Yoga, Fitness & Health in League City & Houston
My name is Dr. Lola Scarborough (Ph.D), and I am a 500-Hour Certified Yoga Teacher, Nutrition Coach, Life Coach, and Healer. I also hold a degree in Ayurveda. I’ve been practicing and teaching yoga for over 24 years and have over 26,000 hours of leading classes of all kinds in yoga, including Kundalini, Hatha, Yin, and Vinyasa and work with clients in all areas related to health. My husband, Kevin Post, is a 200-Hour Certified Yoga Teacher who has taught yoga for the past 14 years. We are both so passionate about this technology and what it does to improve our health and our lives and the health and lives of our students.
Yoga is not exercise; it has many parts to what it is that creates an entire integrated system. In the West, it is used mostly as exercise, which is only the tiniest, and least important (although vital) part of the technology. It is also most definitely NOT a religion. So, what it then? Yoga is a lifestyle whose purpose is to lead the participant into a greater awareness of who and what they are, awakening a person so that they can lead a fully informed life.
The primary parts of yoga include:
* Asana (body postures/exercise that strengthen the body and nervous system)
* Pranayama (breathing techniques to cleanse the blood and the mind)
* Meditation (stilling the body and the mind)
* Right Diet and Lifestyle (food and practices that support a healthy body and balanced, serene mind)
What is Asana?
The word Asana means “seat or posture”. Asana is the part of yoga that Westerners are most familiar with and have practiced the most. They are bodily postures performed to gain strength, flexibility, and endurance. The original intention of asana was to build the required stamina a yogi needed to sit in meditation for long periods of time. However, in the West, asana is mainly used as exercise for its own sake.
How Yoga Postures Benefit You
The movements benefit the body and the brain by increasing muscle tone and strength and by helping create a steady the nervous system. It takes us out of our heads and into our bodies. Asana increases circulation, moves the lymph, and improves the clarity of the mind. It also releases stress and calms the mind.
Interesting Fact About Yogis
In the East, yogis use asana simply as a means to an end, and that end is to have the strength and endurance required for intense focus and steadiness in order to achieve a higher consciousness through meditation. Yogis have been known to sit in meditation for years on end. Wow!
What is Pranayama or Breathing Exercises?
In short, it is control of the breath. In pranayama, the breath is deliberately inhaled, retained, exhaled, and held out. It is the very opposite of automatic breathing, which is what most people do most – if not all – of the time. We can live for weeks without food. Days without water. Minutes without breath. In six short minutes, the brain begins to die without oxygen.

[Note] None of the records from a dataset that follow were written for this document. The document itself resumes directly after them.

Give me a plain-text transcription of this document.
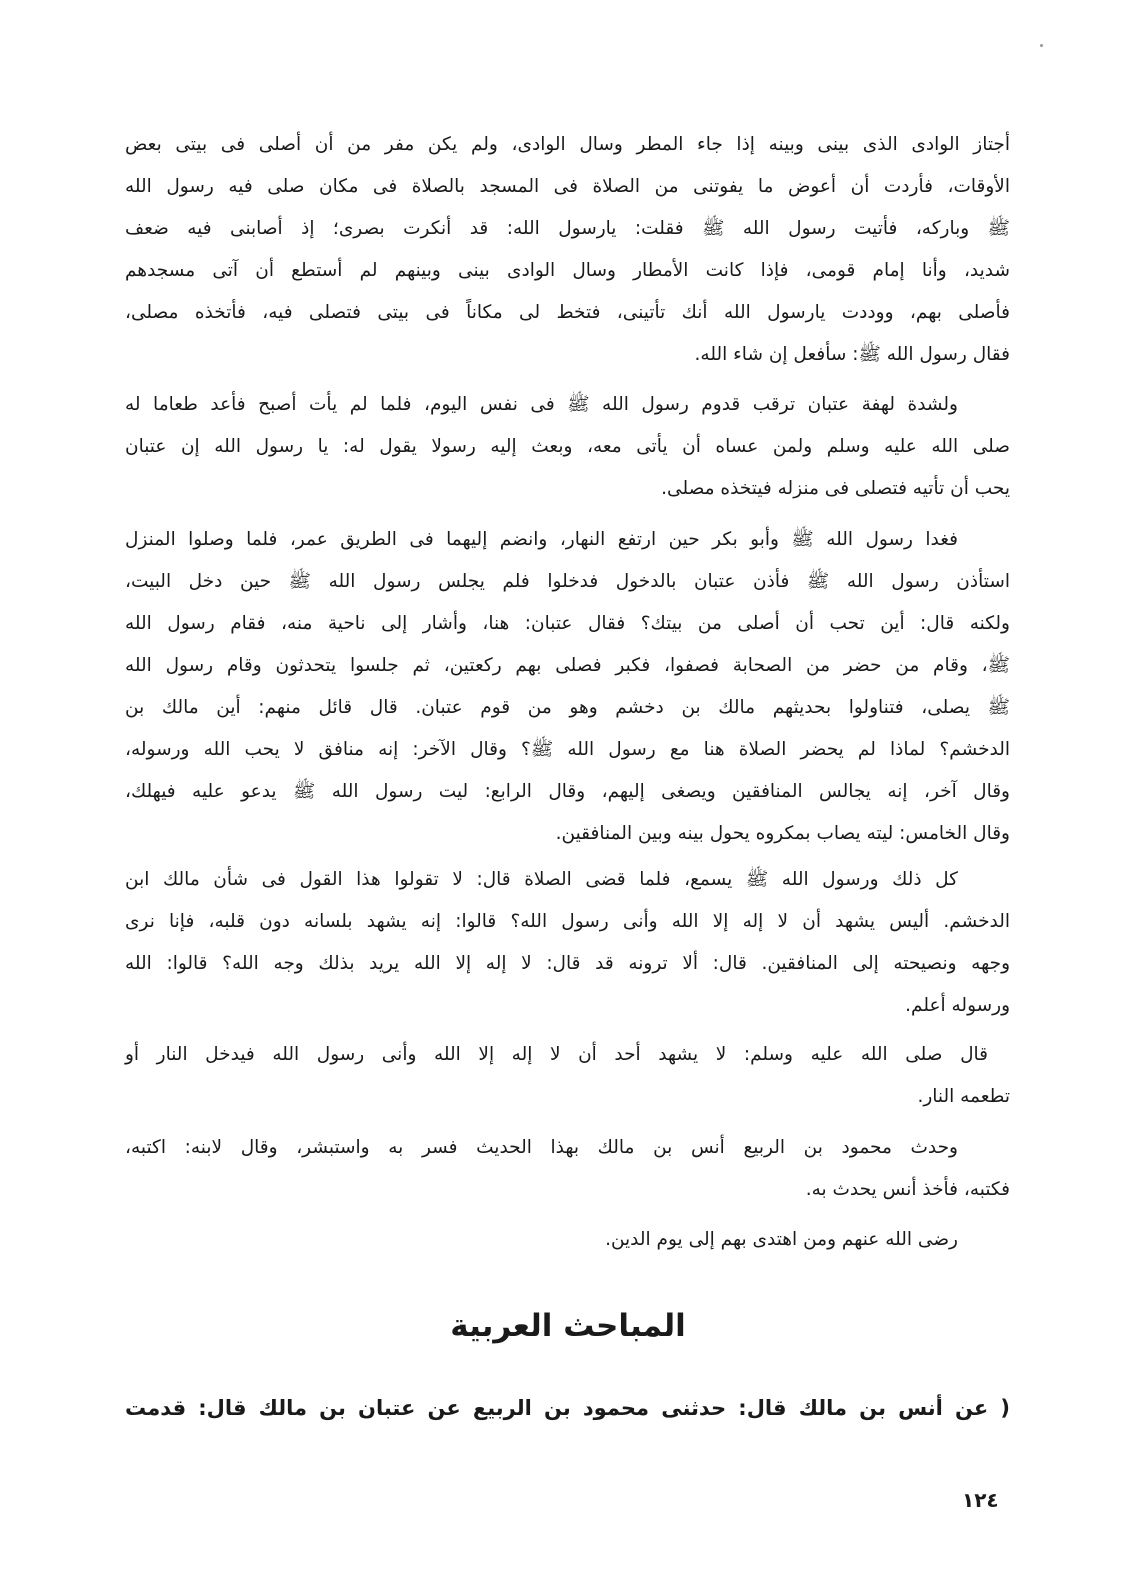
أجتاز الوادى الذى بينى وبينه إذا جاء المطر وسال الوادى، ولم يكن مفر من أن أصلى فى بيتى بعض
الأوقات، فأردت أن أعوض ما يفوتنى من الصلاة فى المسجد بالصلاة فى مكان صلى فيه رسول الله
ﷺ وباركه، فأتيت رسول الله ﷺ فقلت: يارسول الله: قد أنكرت بصرى؛ إذ أصابنى فيه ضعف
شديد، وأنا إمام قومى، فإذا كانت الأمطار وسال الوادى بينى وبينهم لم أستطع أن آتى مسجدهم
فأصلى بهم، ووددت يارسول الله أنك تأتينى، فتخط لى مكاناً فى بيتى فتصلى فيه، فأتخذه مصلى،
فقال رسول الله ﷺ: سأفعل إن شاء الله.
ولشدة لهفة عتبان ترقب قدوم رسول الله ﷺ فى نفس اليوم، فلما لم يأت أصبح فأعد طعاما له
صلى الله عليه وسلم ولمن عساه أن يأتى معه، وبعث إليه رسولا يقول له: يا رسول الله إن عتبان
يحب أن تأتيه فتصلى فى منزله فيتخذه مصلى.
فغدا رسول الله ﷺ وأبو بكر حين ارتفع النهار، وانضم إليهما فى الطريق عمر، فلما وصلوا المنزل
استأذن رسول الله ﷺ فأذن عتبان بالدخول فدخلوا فلم يجلس رسول الله ﷺ حين دخل البيت،
ولكنه قال: أين تحب أن أصلى من بيتك؟ فقال عتبان: هنا، وأشار إلى ناحية منه، فقام رسول الله
ﷺ، وقام من حضر من الصحابة فصفوا، فكبر فصلى بهم ركعتين، ثم جلسوا يتحدثون وقام رسول الله
ﷺ يصلى، فتناولوا بحديثهم مالك بن دخشم وهو من قوم عتبان. قال قائل منهم: أين مالك بن
الدخشم؟ لماذا لم يحضر الصلاة هنا مع رسول الله ﷺ؟ وقال الآخر: إنه منافق لا يحب الله ورسوله،
وقال آخر، إنه يجالس المنافقين ويصغى إليهم، وقال الرابع: ليت رسول الله ﷺ يدعو عليه فيهلك،
وقال الخامس: ليته يصاب بمكروه يحول بينه وبين المنافقين.
كل ذلك ورسول الله ﷺ يسمع، فلما قضى الصلاة قال: لا تقولوا هذا القول فى شأن مالك ابن
الدخشم. أليس يشهد أن لا إله إلا الله وأنى رسول الله؟ قالوا: إنه يشهد بلسانه دون قلبه، فإنا نرى
وجهه ونصيحته إلى المنافقين. قال: ألا ترونه قد قال: لا إله إلا الله يريد بذلك وجه الله؟ قالوا: الله
ورسوله أعلم.
قال صلى الله عليه وسلم: لا يشهد أحد أن لا إله إلا الله وأنى رسول الله فيدخل النار أو
تطعمه النار.
وحدث محمود بن الربيع أنس بن مالك بهذا الحديث فسر به واستبشر، وقال لابنه: اكتبه،
فكتبه، فأخذ أنس يحدث به.
رضى الله عنهم ومن اهتدى بهم إلى يوم الدين.
المباحث العربية
( عن أنس بن مالك قال: حدثنى محمود بن الربيع عن عتبان بن مالك قال: قدمت
١٢٤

Inhaling is the first thing we do when we exit the womb and exhaling is the final act we perform before the curtain on our life closes. Breathing is the connection to life, more than any other bodily function. In yogic thought, it is also our connection to Spirit itself.
Slow deep breathing can be self-taught and practiced any time. It is safe to practice and brings great healing benefits. However, many breathing techniques directly affect the nervous system and brain function in very powerful ways and should only be practiced under the guidance of a trained teacher.
How It Works
How many times have we said, or heard someone say, “Just give me a minute to catch my breath!”? When we are stressed out, freaked out, excited or scared, our breath pattern changes. We unknowingly hold our breath or our breathing pattern picks up and we feel like we can’t catch our breath. The breath is directly connected into our nervous system – so, once we learn how to alter the rate of our breathing, we can alter how the nervous system is behaving. This gives us so much more control over how we feel, which directly affects the choices we make.

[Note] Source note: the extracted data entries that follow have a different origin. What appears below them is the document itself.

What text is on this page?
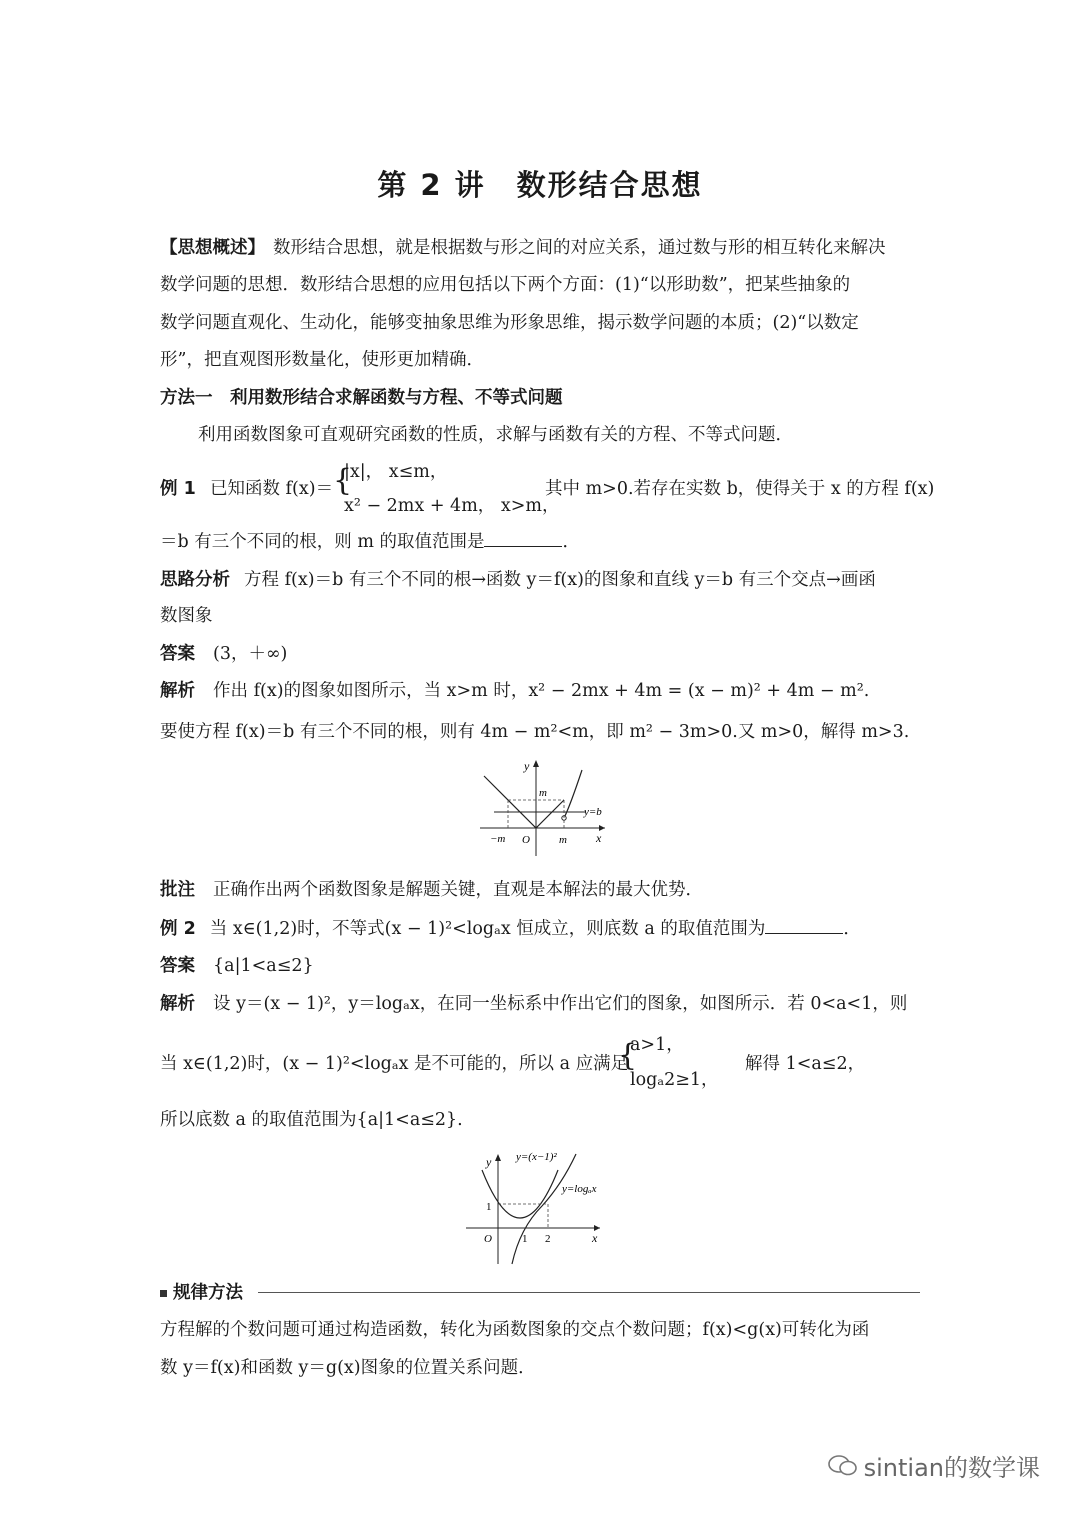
第 2 讲　数形结合思想
【思想概述】 数形结合思想，就是根据数与形之间的对应关系，通过数与形的相互转化来解决
数学问题的思想．数形结合思想的应用包括以下两个方面：(1)“以形助数”，把某些抽象的
数学问题直观化、生动化，能够变抽象思维为形象思维，揭示数学问题的本质；(2)“以数定
形”，把直观图形数量化，使形更加精确．
方法一　利用数形结合求解函数与方程、不等式问题
利用函数图象可直观研究函数的性质，求解与函数有关的方程、不等式问题．
例 1 已知函数 f(x)＝ {
|x|， x≤m，
x² − 2mx + 4m， x>m，
其中 m>0.若存在实数 b，使得关于 x 的方程 f(x)
＝b 有三个不同的根，则 m 的取值范围是	．
思路分析 方程 f(x)＝b 有三个不同的根→函数 y＝f(x)的图象和直线 y＝b 有三个交点→画函
数图象
答案 (3，＋∞)
解析 作出 f(x)的图象如图所示，当 x>m 时，x² − 2mx + 4m = (x − m)² + 4m − m².
要使方程 f(x)＝b 有三个不同的根，则有 4m − m²<m，即 m² − 3m>0.又 m>0，解得 m>3.
y
x
m
−m O	m
y=b
批注 正确作出两个函数图象是解题关键，直观是本解法的最大优势．
例 2 当 x∈(1,2)时，不等式(x − 1)²<logₐx 恒成立，则底数 a 的取值范围为	．
答案 {a|1<a≤2}
解析 设 y＝(x − 1)²，y＝logₐx，在同一坐标系中作出它们的图象，如图所示．若 0<a<1，则
当 x∈(1,2)时，(x − 1)²<logₐx 是不可能的，所以 a 应满足
{
a>1，
logₐ2≥1，
解得 1<a≤2，
所以底数 a 的取值范围为{a|1<a≤2}.
y
x
y=(x−1)²
y=logₐx
1
O	1 2
规律方法
方程解的个数问题可通过构造函数，转化为函数图象的交点个数问题；f(x)<g(x)可转化为函
数 y＝f(x)和函数 y＝g(x)图象的位置关系问题．
sintian的数学课
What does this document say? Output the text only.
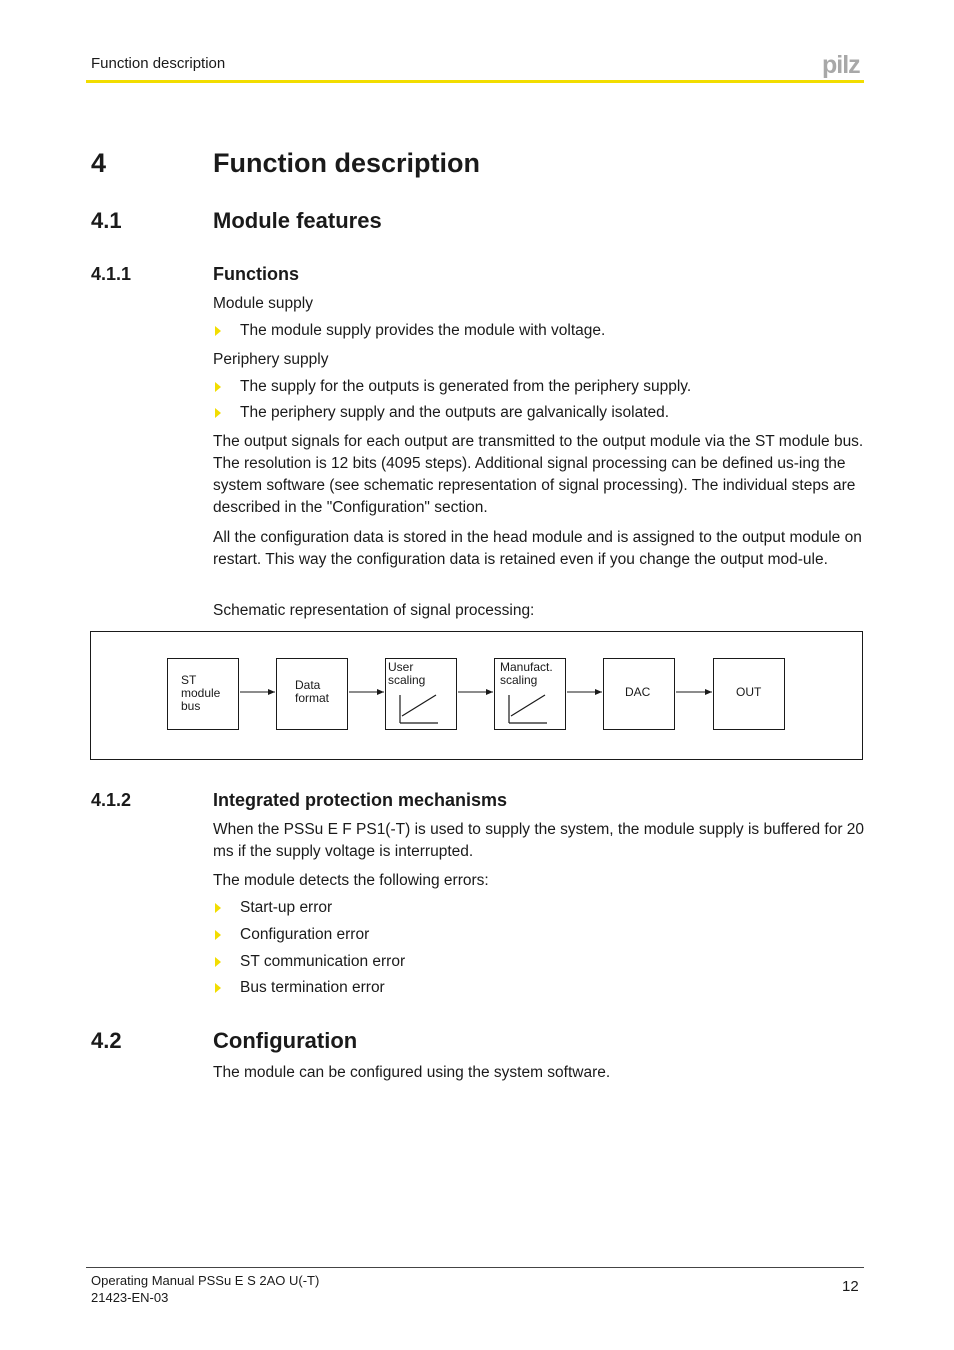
Function description	pilz
4	Function description
4.1	Module features
4.1.1	Functions
Module supply
The module supply provides the module with voltage.
Periphery supply
The supply for the outputs is generated from the periphery supply.
The periphery supply and the outputs are galvanically isolated.
The output signals for each output are transmitted to the output module via the ST module bus. The resolution is 12 bits (4095 steps). Additional signal processing can be defined us-ing the system software (see schematic representation of signal processing). The individual steps are described in the "Configuration" section.
All the configuration data is stored in the head module and is assigned to the output module on restart. This way the configuration data is retained even if you change the output mod-ule.
Schematic representation of signal processing:
ST
module
bus
Data
format
User
scaling
Manufact.
scaling
DAC	OUT
4.1.2	Integrated protection mechanisms
When the PSSu E F PS1(-T) is used to supply the system, the module supply is buffered for 20 ms if the supply voltage is interrupted.
The module detects the following errors:
Start-up error
Configuration error
ST communication error
Bus termination error
4.2	Configuration
The module can be configured using the system software.
Operating Manual PSSu E S 2AO U(-T)
21423-EN-03
12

In yoga it is said that as we slide out of the womb, God kisses us with a certain number of breaths that are ours. The number is different for each of us. Each time we breathe, we reduce that number by one, until eventually we reach zero and we die. If we follow that line of thought, then, by learning how to practice slow deep breathing, wherein we slow the breath down and thus take fewer breaths, we extend our lives.
Because the breath affects the nervous system, we are either calmer from our breathing or more excited by it based on its rate. Long deep breathing brings more oxygen into our blood, produces a calmer state of mind, settles the nerves, gives us greater control over our reactions and moods, and makes us nicer people to be around because we begin to act instead of reacting to events. Long deep breathing also has a positive impact on the immune system, thereby helping us fight off disease.